“1. Sample collection from unconventional marine environments
– Several scientific cruises planned for a near future to the hydrothermal vent sites in the vicinity of the Azores, the Lucky Strike and Menez Gwen sites, will be intend for animal and microbial samples collecting. Technology and diving gears will rely greatly on the Portuguese ROV “Luso” and the crew from the Gago Coutinho Navy vessel commissioned by the Portuguese Hydrographic Institute.
– It is planned to continuing the bio-prospection of the shallow hydrothermal waters at the D. João de Castro Bank, between the island of Terceira and São Miguel, and the vent site “Espalamaca” located off the bay of Horta and collecting various samples of microbial mats. A number of bacterial mat samples have already been collected at the bottom of hydrothermal vents or on the surface of active vent chimneys and have been preserved in ethanol to be analyzed in a near future.
2. To assess the community composition and structure of marine bacteria populations under study, by a direct molecular approach.
Several PCR primer sets are already available for the molecular detection of bacterial chitinase genes in terrestrial and aquatic ecosystems. However, there is scarce information related to specific primers for PCR amplification of chitinase gene fragments in Achaea domain. These primers shall be designed by alignment and selection of highly conserved regions of selected chitinase sequences from the GenBank database. PCR products will be analysed and related sequences will be compared with databases and identified by homology searching. To confirm identification, phylogenetic trees will then be constructed, including the most homologous and related sequences found in the databases. A chitinolytic community TGGE profiles database from hydrothermal vent sites sampled will be kept.
Screening of different proteolytic bacteria may lead to the possible identification and subsequent cloning of diverse proteinase genes that may have, for instance, enhanced chitinolytic properties.
3. Construction of metagenomic libraries using advanced technology, modern sequencing, sequence annotation and cutting-edge bioinformatics resources.
With the aim of discovering extremophile enzymes from microorganisms of three distinct marine habitats, a DNA sequence-based approach using metagenomic analyzes will be done, that it sequencing all the genomes present in microbial communities. Metagenomic studies and transcriptome analyses will be performed at the Biotech Park, Biocant, and “deep” sequencing such as the 454-sequencing or RNAseq from Ilumina technology will generate several thousands of DNA sequences that will be stored in the database created for this unique purpose. Bioinformatics resources and tools developed in an attempt to maximize the capacity to analyze these vast datasets will support advanced data acquisition, data storage, data management, data integration, data mining, data visualization and other computing and information processing services over the Internet in a so-called e-infrastructure.

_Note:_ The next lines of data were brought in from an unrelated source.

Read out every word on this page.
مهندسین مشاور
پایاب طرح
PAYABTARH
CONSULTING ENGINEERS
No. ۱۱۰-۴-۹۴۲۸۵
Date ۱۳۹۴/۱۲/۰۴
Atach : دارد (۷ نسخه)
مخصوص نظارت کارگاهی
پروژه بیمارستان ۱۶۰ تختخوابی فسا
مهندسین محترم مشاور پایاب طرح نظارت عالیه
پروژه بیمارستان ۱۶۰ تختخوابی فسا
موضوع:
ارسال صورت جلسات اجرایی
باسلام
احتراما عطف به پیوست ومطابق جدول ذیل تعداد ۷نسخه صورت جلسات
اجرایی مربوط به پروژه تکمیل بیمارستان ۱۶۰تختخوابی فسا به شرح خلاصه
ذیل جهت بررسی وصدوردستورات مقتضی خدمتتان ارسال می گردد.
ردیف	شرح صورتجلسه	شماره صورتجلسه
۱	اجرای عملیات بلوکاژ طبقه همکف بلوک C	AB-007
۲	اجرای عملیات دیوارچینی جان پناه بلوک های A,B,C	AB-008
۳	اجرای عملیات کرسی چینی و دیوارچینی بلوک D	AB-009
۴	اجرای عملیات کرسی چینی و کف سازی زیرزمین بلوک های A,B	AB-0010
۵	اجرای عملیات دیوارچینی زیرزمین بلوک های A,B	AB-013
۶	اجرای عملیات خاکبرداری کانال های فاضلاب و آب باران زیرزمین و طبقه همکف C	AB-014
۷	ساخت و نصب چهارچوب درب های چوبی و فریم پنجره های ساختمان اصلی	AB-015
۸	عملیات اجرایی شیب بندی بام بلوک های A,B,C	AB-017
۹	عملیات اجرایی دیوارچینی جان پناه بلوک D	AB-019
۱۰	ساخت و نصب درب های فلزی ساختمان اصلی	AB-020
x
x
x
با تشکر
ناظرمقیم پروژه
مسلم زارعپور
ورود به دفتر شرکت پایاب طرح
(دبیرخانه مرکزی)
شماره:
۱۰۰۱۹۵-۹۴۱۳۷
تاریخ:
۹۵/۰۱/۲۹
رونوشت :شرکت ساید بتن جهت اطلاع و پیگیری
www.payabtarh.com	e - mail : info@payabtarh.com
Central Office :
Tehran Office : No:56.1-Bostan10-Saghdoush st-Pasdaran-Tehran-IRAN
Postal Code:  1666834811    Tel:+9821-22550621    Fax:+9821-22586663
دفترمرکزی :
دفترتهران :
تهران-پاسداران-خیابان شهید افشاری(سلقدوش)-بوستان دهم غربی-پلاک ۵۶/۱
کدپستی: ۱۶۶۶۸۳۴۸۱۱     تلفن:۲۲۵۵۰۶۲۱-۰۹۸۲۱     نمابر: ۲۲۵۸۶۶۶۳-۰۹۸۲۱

The provision of dedicated web-based resources and e-infrastructures is essential for advanced research in marine ecology and biotechnology. The identification of new genes of interest, most likely, genes encoding extremophile enzymes with putative biological functions may be biotechnology relevant.

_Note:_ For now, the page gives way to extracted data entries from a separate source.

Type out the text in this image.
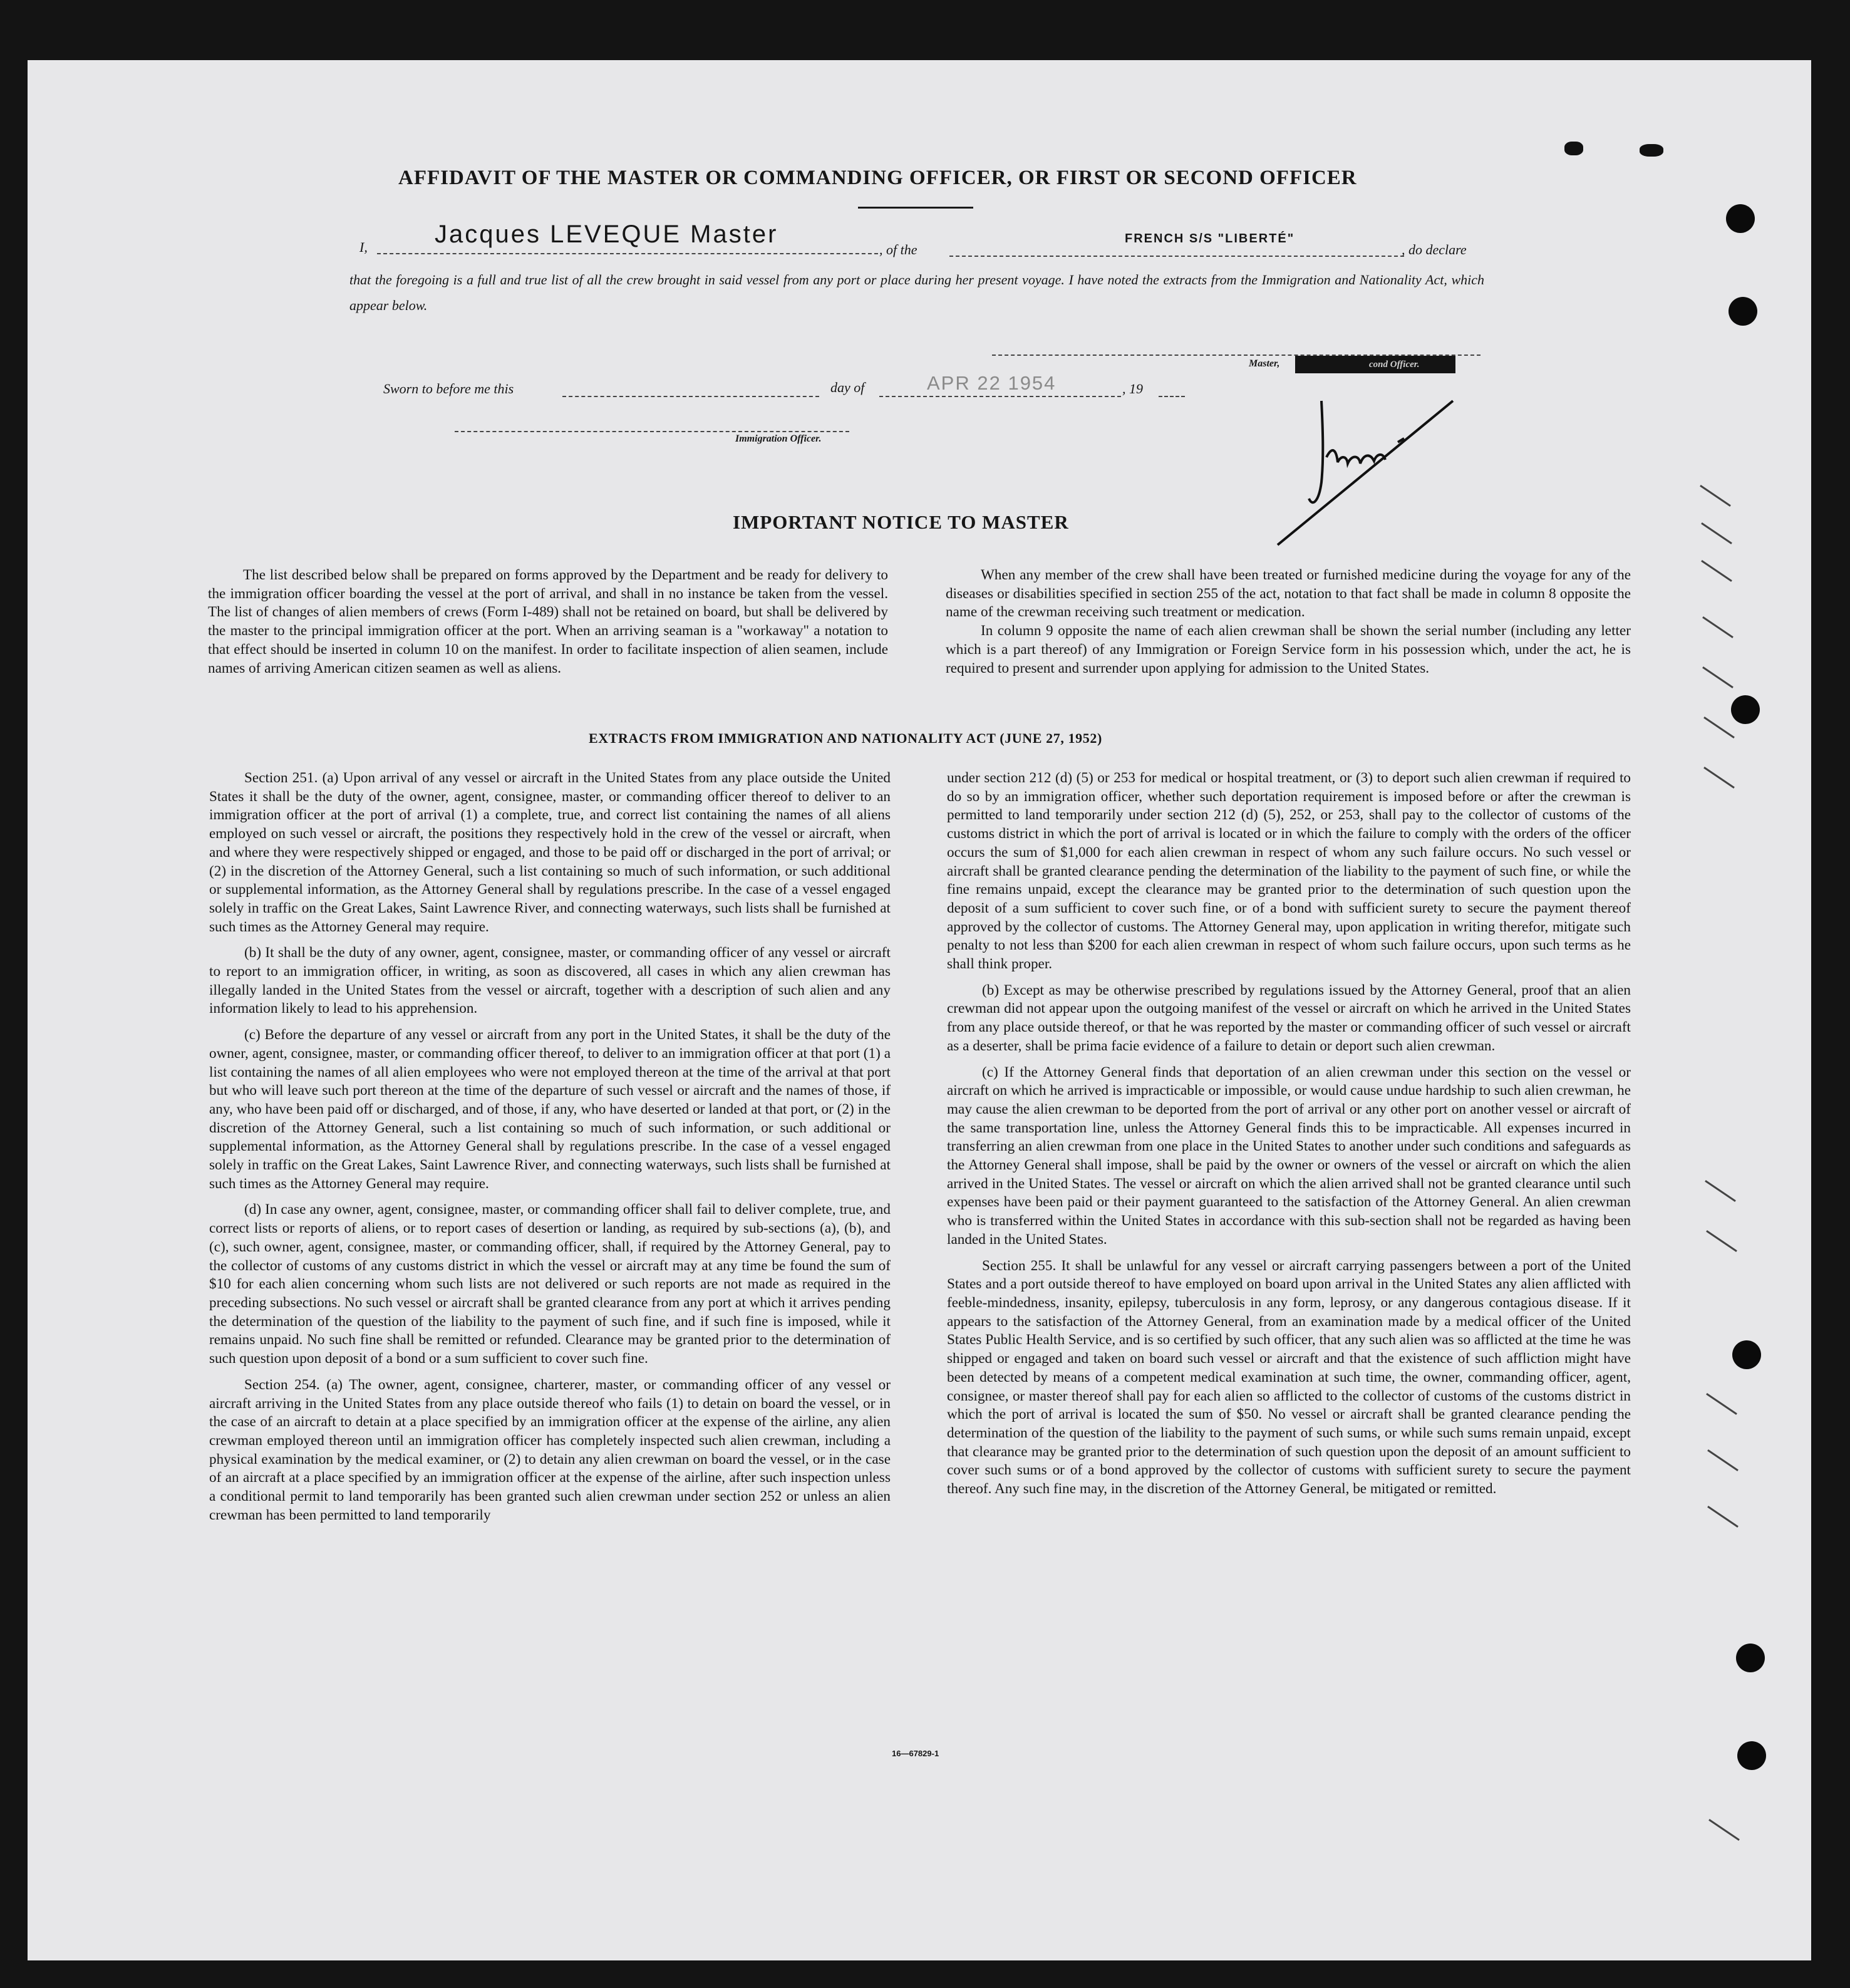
AFFIDAVIT OF THE MASTER OR COMMANDING OFFICER, OR FIRST OR SECOND OFFICER
I,	Jacques LEVEQUE Master
, of the
FRENCH S/S "LIBERTÉ"
, do declare
that the foregoing is a full and true list of all the crew brought in said vessel from any port or place during her present voyage. I have noted the extracts from the Immigration and Nationality Act, which appear below.
Master,	cond Officer.
Sworn to before me this	day of	APR 22 1954	, 19
Immigration Officer.
IMPORTANT NOTICE TO MASTER

The list described below shall be prepared on forms approved by the Department and be ready for delivery to the immigration officer boarding the vessel at the port of arrival, and shall in no instance be taken from the vessel. The list of changes of alien members of crews (Form I-489) shall not be retained on board, but shall be delivered by the master to the principal immigration officer at the port. When an arriving seaman is a "workaway" a notation to that effect should be inserted in column 10 on the manifest. In order to facilitate inspection of alien seamen, include names of arriving American citizen seamen as well as aliens.

When any member of the crew shall have been treated or furnished medicine during the voyage for any of the diseases or disabilities specified in section 255 of the act, notation to that fact shall be made in column 8 opposite the name of the crewman receiving such treatment or medication.

In column 9 opposite the name of each alien crewman shall be shown the serial number (including any letter which is a part thereof) of any Immigration or Foreign Service form in his possession which, under the act, he is required to present and surrender upon applying for admission to the United States.

EXTRACTS FROM IMMIGRATION AND NATIONALITY ACT (JUNE 27, 1952)

Section 251. (a) Upon arrival of any vessel or aircraft in the United States from any place outside the United States it shall be the duty of the owner, agent, consignee, master, or commanding officer thereof to deliver to an immigration officer at the port of arrival (1) a complete, true, and correct list containing the names of all aliens employed on such vessel or aircraft, the positions they respectively hold in the crew of the vessel or aircraft, when and where they were respectively shipped or engaged, and those to be paid off or discharged in the port of arrival; or (2) in the discretion of the Attorney General, such a list containing so much of such information, or such additional or supplemental information, as the Attorney General shall by regulations prescribe. In the case of a vessel engaged solely in traffic on the Great Lakes, Saint Lawrence River, and connecting waterways, such lists shall be furnished at such times as the Attorney General may require.

(b) It shall be the duty of any owner, agent, consignee, master, or commanding officer of any vessel or aircraft to report to an immigration officer, in writing, as soon as discovered, all cases in which any alien crewman has illegally landed in the United States from the vessel or aircraft, together with a description of such alien and any information likely to lead to his apprehension.

(c) Before the departure of any vessel or aircraft from any port in the United States, it shall be the duty of the owner, agent, consignee, master, or commanding officer thereof, to deliver to an immigration officer at that port (1) a list containing the names of all alien employees who were not employed thereon at the time of the arrival at that port but who will leave such port thereon at the time of the departure of such vessel or aircraft and the names of those, if any, who have been paid off or discharged, and of those, if any, who have deserted or landed at that port, or (2) in the discretion of the Attorney General, such a list containing so much of such information, or such additional or supplemental information, as the Attorney General shall by regulations prescribe. In the case of a vessel engaged solely in traffic on the Great Lakes, Saint Lawrence River, and connecting waterways, such lists shall be furnished at such times as the Attorney General may require.

(d) In case any owner, agent, consignee, master, or commanding officer shall fail to deliver complete, true, and correct lists or reports of aliens, or to report cases of desertion or landing, as required by sub-sections (a), (b), and (c), such owner, agent, consignee, master, or commanding officer, shall, if required by the Attorney General, pay to the collector of customs of any customs district in which the vessel or aircraft may at any time be found the sum of $10 for each alien concerning whom such lists are not delivered or such reports are not made as required in the preceding subsections. No such vessel or aircraft shall be granted clearance from any port at which it arrives pending the determination of the question of the liability to the payment of such fine, and if such fine is imposed, while it remains unpaid. No such fine shall be remitted or refunded. Clearance may be granted prior to the determination of such question upon deposit of a bond or a sum sufficient to cover such fine.

Section 254. (a) The owner, agent, consignee, charterer, master, or commanding officer of any vessel or aircraft arriving in the United States from any place outside thereof who fails (1) to detain on board the vessel, or in the case of an aircraft to detain at a place specified by an immigration officer at the expense of the airline, any alien crewman employed thereon until an immigration officer has completely inspected such alien crewman, including a physical examination by the medical examiner, or (2) to detain any alien crewman on board the vessel, or in the case of an aircraft at a place specified by an immigration officer at the expense of the airline, after such inspection unless a conditional permit to land temporarily has been granted such alien crewman under section 252 or unless an alien crewman has been permitted to land temporarily

under section 212 (d) (5) or 253 for medical or hospital treatment, or (3) to deport such alien crewman if required to do so by an immigration officer, whether such deportation requirement is imposed before or after the crewman is permitted to land temporarily under section 212 (d) (5), 252, or 253, shall pay to the collector of customs of the customs district in which the port of arrival is located or in which the failure to comply with the orders of the officer occurs the sum of $1,000 for each alien crewman in respect of whom any such failure occurs. No such vessel or aircraft shall be granted clearance pending the determination of the liability to the payment of such fine, or while the fine remains unpaid, except the clearance may be granted prior to the determination of such question upon the deposit of a sum sufficient to cover such fine, or of a bond with sufficient surety to secure the payment thereof approved by the collector of customs. The Attorney General may, upon application in writing therefor, mitigate such penalty to not less than $200 for each alien crewman in respect of whom such failure occurs, upon such terms as he shall think proper.

(b) Except as may be otherwise prescribed by regulations issued by the Attorney General, proof that an alien crewman did not appear upon the outgoing manifest of the vessel or aircraft on which he arrived in the United States from any place outside thereof, or that he was reported by the master or commanding officer of such vessel or aircraft as a deserter, shall be prima facie evidence of a failure to detain or deport such alien crewman.

(c) If the Attorney General finds that deportation of an alien crewman under this section on the vessel or aircraft on which he arrived is impracticable or impossible, or would cause undue hardship to such alien crewman, he may cause the alien crewman to be deported from the port of arrival or any other port on another vessel or aircraft of the same transportation line, unless the Attorney General finds this to be impracticable. All expenses incurred in transferring an alien crewman from one place in the United States to another under such conditions and safeguards as the Attorney General shall impose, shall be paid by the owner or owners of the vessel or aircraft on which the alien arrived in the United States. The vessel or aircraft on which the alien arrived shall not be granted clearance until such expenses have been paid or their payment guaranteed to the satisfaction of the Attorney General. An alien crewman who is transferred within the United States in accordance with this sub-section shall not be regarded as having been landed in the United States.

Section 255. It shall be unlawful for any vessel or aircraft carrying passengers between a port of the United States and a port outside thereof to have employed on board upon arrival in the United States any alien afflicted with feeble-mindedness, insanity, epilepsy, tuberculosis in any form, leprosy, or any dangerous contagious disease. If it appears to the satisfaction of the Attorney General, from an examination made by a medical officer of the United States Public Health Service, and is so certified by such officer, that any such alien was so afflicted at the time he was shipped or engaged and taken on board such vessel or aircraft and that the existence of such affliction might have been detected by means of a competent medical examination at such time, the owner, commanding officer, agent, consignee, or master thereof shall pay for each alien so afflicted to the collector of customs of the customs district in which the port of arrival is located the sum of $50. No vessel or aircraft shall be granted clearance pending the determination of the question of the liability to the payment of such sums, or while such sums remain unpaid, except that clearance may be granted prior to the determination of such question upon the deposit of an amount sufficient to cover such sums or of a bond approved by the collector of customs with sufficient surety to secure the payment thereof. Any such fine may, in the discretion of the Attorney General, be mitigated or remitted.

16—67829-1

4. Genetic engineering technologies. Promising genes will then be cloned and expressed in synthetic systems, or heterologous expression systems, to assess their biological activity in vitro systems. Synthetic enzymes should be tested for their biological activity and potential use in biotechnology. Some of the enzymes planned to be targeted have a direct implication in industry: proteases, amylases, pullulanase, glucoamylases, glucosidases, cellulases, xylanases¸ lipases, esterases. Potential new “Azorean” marine enzyme candidates are: chitinase, alpha xylanase, xylose isomerase. Candidate enzymes will be further assessed for their commercial value and patenting.

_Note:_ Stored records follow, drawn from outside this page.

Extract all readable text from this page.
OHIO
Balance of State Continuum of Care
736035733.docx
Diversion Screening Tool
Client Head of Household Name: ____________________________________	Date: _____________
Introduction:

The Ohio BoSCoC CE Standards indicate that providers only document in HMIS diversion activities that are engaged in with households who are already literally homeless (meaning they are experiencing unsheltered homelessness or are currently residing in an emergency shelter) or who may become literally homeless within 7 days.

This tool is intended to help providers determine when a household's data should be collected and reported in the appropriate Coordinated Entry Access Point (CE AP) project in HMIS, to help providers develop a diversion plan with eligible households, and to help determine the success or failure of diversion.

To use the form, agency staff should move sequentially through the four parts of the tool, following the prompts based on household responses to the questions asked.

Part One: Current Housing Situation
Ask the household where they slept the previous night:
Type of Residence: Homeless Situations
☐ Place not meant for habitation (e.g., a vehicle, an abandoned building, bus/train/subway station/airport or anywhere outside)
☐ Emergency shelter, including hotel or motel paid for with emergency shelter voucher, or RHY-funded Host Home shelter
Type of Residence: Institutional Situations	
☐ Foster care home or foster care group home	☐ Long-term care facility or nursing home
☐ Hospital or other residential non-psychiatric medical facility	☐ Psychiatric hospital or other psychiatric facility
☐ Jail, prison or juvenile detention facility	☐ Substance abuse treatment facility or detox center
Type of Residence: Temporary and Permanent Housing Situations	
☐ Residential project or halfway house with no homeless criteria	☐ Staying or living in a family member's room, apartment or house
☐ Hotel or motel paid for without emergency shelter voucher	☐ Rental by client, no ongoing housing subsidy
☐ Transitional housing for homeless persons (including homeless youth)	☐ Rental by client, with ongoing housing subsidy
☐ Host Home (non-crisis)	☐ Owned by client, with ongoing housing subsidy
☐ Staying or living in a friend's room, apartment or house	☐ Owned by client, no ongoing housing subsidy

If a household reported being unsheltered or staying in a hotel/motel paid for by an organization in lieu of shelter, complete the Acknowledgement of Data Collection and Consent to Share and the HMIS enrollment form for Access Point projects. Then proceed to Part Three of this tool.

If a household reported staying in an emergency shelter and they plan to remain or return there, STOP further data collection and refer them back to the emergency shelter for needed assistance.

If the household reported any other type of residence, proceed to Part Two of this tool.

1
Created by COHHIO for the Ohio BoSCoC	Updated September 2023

There is a need of selection of potentially useful enzymes during the screening process. Generated bioproducts must attempt to the region’s sustainability. With its wealth of agricultural and water resources, the Azores are well-positioned to improve country’s strategic interest in clean technologies and bring substantial benefits to the region including cost-effective biotechnology products and optimal designs for remediation strategies.”